Kindheit mit doppeltem Stigma
Enfance avec double stigmatisation

Les auteurs : Sophie Roupetz, Lukas Schretter, Lisa Haberkern, für ORF.at
Le réseau de recherche Horizon 2020 « Enfants nés de la guerre : passé-présent-avenir » (Marie-Sklodowska-Curie-Measure 642571), financé par l’UE, étudie les conditions de vie et de socialisation des « enfants de la guerre » depuis 2015. Les auteurs Sophie Roupetz (Université de Leipzig), Lisa Haberkern (Université de Silésie à Katowice) et Lukas Schretter (LBI Kriegsfolgenforschung, Graz) font des recherches au sein du réseau.

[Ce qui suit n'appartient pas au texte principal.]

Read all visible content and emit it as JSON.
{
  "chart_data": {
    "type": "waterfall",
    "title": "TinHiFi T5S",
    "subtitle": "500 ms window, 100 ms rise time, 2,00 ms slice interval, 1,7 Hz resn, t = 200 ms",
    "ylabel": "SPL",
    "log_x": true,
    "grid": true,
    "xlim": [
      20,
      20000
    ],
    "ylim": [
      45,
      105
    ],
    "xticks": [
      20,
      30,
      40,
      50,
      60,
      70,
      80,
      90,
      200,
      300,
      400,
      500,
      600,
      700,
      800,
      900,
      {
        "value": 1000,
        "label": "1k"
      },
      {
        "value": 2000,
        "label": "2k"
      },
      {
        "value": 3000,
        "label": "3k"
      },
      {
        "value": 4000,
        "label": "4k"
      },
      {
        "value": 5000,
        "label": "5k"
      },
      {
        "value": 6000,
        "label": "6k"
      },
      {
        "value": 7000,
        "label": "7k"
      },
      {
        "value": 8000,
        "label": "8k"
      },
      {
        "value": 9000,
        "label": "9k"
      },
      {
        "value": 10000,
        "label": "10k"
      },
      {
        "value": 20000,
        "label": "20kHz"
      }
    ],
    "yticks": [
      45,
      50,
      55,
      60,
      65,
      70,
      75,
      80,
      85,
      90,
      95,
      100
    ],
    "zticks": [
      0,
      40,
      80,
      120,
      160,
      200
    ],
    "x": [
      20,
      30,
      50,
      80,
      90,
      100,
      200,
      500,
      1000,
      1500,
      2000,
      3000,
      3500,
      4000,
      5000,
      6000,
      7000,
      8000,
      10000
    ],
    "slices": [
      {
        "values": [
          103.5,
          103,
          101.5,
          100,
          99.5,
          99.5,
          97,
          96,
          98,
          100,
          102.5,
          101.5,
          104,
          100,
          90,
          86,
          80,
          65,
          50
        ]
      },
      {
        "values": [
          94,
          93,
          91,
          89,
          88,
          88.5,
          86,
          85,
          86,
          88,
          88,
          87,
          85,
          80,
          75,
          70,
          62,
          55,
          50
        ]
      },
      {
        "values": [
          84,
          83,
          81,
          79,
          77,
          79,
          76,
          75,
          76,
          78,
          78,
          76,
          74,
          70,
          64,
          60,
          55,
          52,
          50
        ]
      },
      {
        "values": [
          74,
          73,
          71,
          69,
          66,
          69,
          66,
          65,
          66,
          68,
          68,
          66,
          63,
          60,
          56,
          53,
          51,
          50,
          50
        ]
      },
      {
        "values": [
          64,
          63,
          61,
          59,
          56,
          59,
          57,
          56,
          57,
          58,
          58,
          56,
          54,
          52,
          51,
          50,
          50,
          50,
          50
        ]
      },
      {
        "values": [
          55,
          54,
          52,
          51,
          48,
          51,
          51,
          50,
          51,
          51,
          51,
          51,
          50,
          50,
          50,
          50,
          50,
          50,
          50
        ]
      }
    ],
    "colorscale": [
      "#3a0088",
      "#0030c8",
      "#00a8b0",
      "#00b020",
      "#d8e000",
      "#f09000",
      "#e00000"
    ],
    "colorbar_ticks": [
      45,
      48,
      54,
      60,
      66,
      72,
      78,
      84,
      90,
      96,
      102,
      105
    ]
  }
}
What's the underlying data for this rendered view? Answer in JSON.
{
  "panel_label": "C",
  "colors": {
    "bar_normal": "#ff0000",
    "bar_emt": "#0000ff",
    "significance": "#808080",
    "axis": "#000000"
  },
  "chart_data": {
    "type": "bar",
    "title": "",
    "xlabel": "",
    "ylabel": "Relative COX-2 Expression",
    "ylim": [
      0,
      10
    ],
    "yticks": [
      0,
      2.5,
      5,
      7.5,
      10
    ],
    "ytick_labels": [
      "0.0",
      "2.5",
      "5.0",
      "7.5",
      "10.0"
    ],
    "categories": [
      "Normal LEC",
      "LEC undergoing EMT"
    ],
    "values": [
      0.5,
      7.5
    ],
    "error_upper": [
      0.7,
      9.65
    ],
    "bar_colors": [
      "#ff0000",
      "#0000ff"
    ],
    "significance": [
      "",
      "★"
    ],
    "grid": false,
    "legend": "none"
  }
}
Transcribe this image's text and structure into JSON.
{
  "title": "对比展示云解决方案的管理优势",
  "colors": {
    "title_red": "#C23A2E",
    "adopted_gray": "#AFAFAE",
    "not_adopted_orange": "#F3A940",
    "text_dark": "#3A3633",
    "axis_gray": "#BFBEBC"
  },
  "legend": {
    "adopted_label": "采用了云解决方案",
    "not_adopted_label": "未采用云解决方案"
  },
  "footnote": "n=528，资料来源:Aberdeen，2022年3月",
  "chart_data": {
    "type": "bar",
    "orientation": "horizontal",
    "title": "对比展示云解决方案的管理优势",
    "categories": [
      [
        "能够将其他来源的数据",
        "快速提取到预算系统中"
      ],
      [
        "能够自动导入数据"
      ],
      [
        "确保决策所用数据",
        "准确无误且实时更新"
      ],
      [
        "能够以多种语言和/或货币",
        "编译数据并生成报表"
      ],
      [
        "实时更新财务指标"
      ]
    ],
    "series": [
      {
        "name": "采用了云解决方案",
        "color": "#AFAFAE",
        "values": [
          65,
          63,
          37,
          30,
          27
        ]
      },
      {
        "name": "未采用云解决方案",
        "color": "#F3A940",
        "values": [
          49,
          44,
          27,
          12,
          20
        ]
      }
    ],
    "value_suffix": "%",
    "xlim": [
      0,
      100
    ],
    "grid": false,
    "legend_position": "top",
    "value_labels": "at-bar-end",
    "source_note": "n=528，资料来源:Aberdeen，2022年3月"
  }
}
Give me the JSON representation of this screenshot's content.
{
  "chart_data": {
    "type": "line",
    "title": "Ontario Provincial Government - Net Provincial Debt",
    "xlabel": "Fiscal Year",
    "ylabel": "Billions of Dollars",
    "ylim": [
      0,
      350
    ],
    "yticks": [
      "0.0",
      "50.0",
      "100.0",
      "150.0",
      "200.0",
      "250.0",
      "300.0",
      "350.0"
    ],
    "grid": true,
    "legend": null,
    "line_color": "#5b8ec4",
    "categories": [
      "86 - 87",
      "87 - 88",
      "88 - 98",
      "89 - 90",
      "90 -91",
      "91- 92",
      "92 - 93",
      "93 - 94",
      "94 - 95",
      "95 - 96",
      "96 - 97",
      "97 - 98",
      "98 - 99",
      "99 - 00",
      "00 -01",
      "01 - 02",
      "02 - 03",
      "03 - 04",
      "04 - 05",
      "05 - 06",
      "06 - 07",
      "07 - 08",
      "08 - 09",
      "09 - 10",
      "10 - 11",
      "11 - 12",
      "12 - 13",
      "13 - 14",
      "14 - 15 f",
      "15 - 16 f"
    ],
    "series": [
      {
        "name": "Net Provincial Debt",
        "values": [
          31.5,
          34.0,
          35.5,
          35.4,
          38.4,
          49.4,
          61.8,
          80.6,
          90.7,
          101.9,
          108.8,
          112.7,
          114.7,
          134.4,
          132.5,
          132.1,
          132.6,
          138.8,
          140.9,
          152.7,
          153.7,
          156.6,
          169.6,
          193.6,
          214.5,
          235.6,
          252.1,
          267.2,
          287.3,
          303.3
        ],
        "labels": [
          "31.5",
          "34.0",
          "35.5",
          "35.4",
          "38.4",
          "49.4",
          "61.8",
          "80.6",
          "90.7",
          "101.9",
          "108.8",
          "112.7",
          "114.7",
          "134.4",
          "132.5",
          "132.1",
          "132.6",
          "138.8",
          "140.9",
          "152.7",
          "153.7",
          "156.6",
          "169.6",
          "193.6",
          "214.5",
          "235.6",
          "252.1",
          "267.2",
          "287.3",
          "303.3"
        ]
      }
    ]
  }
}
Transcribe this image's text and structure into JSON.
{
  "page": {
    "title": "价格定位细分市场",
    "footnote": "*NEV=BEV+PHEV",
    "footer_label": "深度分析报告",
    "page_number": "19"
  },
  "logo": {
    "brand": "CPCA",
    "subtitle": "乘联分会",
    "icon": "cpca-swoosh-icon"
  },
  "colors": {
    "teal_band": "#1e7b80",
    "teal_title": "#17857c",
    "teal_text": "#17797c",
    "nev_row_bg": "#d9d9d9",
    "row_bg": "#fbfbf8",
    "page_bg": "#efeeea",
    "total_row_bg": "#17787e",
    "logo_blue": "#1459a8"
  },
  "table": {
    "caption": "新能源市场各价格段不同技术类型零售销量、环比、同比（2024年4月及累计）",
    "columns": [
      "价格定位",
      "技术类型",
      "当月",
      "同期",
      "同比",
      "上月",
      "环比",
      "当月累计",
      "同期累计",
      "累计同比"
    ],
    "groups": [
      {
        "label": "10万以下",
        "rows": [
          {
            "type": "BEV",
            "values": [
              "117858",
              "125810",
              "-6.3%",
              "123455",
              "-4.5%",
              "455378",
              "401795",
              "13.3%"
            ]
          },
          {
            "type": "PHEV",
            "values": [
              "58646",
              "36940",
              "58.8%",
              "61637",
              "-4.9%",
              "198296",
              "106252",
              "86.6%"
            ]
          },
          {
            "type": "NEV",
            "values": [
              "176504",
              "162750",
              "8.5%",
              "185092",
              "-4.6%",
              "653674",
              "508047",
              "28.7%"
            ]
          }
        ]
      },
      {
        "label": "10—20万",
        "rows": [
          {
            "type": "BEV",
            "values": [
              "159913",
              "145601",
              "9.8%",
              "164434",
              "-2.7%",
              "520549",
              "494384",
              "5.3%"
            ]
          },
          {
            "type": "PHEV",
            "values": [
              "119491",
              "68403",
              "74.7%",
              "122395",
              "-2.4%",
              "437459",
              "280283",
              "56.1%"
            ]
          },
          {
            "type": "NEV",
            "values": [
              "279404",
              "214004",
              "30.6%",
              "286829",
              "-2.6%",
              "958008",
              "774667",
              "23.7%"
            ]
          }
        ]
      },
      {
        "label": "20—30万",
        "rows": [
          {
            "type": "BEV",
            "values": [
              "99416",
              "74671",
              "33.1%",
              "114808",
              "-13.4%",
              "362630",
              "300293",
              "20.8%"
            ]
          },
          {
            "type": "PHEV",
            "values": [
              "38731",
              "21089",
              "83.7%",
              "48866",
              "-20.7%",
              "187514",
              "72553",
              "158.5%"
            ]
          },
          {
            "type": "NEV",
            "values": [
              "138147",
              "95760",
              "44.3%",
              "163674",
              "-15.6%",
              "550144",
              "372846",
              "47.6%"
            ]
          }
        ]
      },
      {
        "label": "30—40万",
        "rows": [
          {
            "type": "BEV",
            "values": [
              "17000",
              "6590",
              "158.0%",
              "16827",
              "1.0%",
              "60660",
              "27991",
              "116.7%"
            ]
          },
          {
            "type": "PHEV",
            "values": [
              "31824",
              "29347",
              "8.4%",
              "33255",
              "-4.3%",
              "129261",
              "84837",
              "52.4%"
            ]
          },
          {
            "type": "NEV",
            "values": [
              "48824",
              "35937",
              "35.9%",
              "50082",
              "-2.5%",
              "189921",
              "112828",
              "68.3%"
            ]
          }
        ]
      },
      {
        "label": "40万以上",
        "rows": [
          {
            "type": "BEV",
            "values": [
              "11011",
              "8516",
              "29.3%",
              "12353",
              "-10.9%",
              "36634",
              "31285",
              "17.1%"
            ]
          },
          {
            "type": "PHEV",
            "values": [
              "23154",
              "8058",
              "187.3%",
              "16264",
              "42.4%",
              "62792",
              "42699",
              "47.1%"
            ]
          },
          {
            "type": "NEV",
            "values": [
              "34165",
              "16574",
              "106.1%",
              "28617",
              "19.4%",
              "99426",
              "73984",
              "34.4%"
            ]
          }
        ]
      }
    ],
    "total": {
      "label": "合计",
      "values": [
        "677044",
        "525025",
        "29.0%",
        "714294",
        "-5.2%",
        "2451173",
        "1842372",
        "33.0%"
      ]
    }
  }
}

Le texte ci-dessous est une traduction de ‘article en allemand.

Article original

Enfance doublement stigmatisée

En Autriche et en Allemagne, des centaines de milliers d’enfants de soldats alliés et de femmes autochtones sont nés après la Seconde Guerre mondiale – après des histoires d’amour, des affaires courtes et de relations « d’aide de ravitaillement », mais aussi après un viol. Les sociétés d’après-guerre en Autriche et en Allemagne ont souvent eu du mal avec les « enfants de l’occupation ». Dans leur environnement familial et social, ces enfants souffraient souvent d’un double stigmate : ils sont nés hors mariage et en même temps sont la progéniture de leurs anciens ennemis.

Recherche des racines

De plus, la plupart des enfants n’ont jamais rencontré leur père biologique ou ont été abandonnés par eux. Beaucoup de personnes touchées sont encore à la recherche de leurs racines. L’intérêt ininterrompu des « enfants de l’occupation » et des « petits-fils de l’occupation » pour l’identité de leurs pères et grands-pères reflète l’actualité et la pertinence sociale du sujet. Une conférence à l’Université de Leipzig fin juin a été consacrée aux « enfants de l’occupation » nés entre 1945 et 1955.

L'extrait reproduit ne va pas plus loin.